One of the most vital components of the U.S. economy is the manufacturing sector. The label “Made in the USA” is one in which millions of Americans take great pride. Importantly, U.S. manufacturing companies generate enormous economic growth for the country throughout the value chain.
That’s why a recent headline from American Public Media was particularly notable: “As Caterpillar’s earnings go, so go U.S. exports.” Caterpillar, of course, is a major U.S. manufacturer based in Peoria, Illinois, which leads the world in making a variety of engines, construction and mining equipment, and other machinery. As an important source of U.S. jobs and American-made products that can be sold to other markets, Caterpillar understands the value of free trade and the economic harm that can come from export restrictions.
In that sense, it is perhaps unsurprising that Caterpillar recently wrote to the U.S. Department of Energy (DOE) urging it to reject limitations on liquefied natural gas (LNG) exports. From that letter:
“Some argue that by restricting exports, America would gain a competitive advantage over our international competitors by depressing U.S. natural gas prices while pushing LNG prices higher in other countries. We don’t agree.
“We believe LNG export restrictions would discourage U.S. energy exploration and economic growth. And the notion of restricting exports would be counterproductive to our ongoing efforts to keep other countries from embracing similar policies. The U.S. has – and should continue – to strenuously oppose export restrictions imposed by other countries as they seek to gain advantage over U.S. manufacturers and farmers by restricting products like rare earth materials, scrape steel, and food.”
This line of reasoning is why other major manufacturers – including General Electric, the fifth largest U.S. manufacturer by revenue – have been so vocal in supporting LNG exports and, equally important, opposing harmful trade restrictions.

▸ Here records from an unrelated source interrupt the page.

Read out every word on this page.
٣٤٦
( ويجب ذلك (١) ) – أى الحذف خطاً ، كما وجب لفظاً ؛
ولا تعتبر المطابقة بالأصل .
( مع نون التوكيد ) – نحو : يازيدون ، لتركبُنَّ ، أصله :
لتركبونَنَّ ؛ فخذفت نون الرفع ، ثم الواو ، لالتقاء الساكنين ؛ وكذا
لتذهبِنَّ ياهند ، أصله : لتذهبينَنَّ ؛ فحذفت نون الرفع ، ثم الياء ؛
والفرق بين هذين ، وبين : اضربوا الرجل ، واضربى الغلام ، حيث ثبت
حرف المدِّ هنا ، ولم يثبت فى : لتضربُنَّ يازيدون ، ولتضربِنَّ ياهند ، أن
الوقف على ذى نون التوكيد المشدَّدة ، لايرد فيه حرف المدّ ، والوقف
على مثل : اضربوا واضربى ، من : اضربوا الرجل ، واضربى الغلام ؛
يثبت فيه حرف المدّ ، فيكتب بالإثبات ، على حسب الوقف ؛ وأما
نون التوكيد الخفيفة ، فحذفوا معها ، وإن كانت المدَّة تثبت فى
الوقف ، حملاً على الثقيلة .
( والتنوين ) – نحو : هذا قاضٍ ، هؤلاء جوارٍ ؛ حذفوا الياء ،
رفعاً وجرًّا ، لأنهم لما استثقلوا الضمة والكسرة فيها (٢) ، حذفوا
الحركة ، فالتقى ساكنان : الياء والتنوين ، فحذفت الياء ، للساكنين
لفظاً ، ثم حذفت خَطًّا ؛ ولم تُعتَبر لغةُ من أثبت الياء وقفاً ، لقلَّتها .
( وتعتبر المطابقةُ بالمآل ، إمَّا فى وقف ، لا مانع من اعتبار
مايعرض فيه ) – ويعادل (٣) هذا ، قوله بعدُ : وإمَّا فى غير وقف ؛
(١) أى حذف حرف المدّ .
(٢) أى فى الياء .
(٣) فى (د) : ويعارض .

In fact, even the National Association of Manufacturers (NAM) has stressed that export restrictions, including specifically for LNG, would “have far-reaching negative effects on the United States and should be rejected.” In a recent letter to DOE, NAM reinforced that position by saying it “opposes bans or similar market-distorting barriers to exports of LNG or any other commodity.”
Nonetheless, a small group of companies suggests LNG exports would be bad for U.S. manufacturing. However, it’s worth pointing out that their claims have been thoroughly debunked.
The United States is blessed with an abundance of natural gas, enough to meet growing domestic demand and allow for exports. LNG exports will be a net positive for the U.S. economy, including America’s manufacturing sector.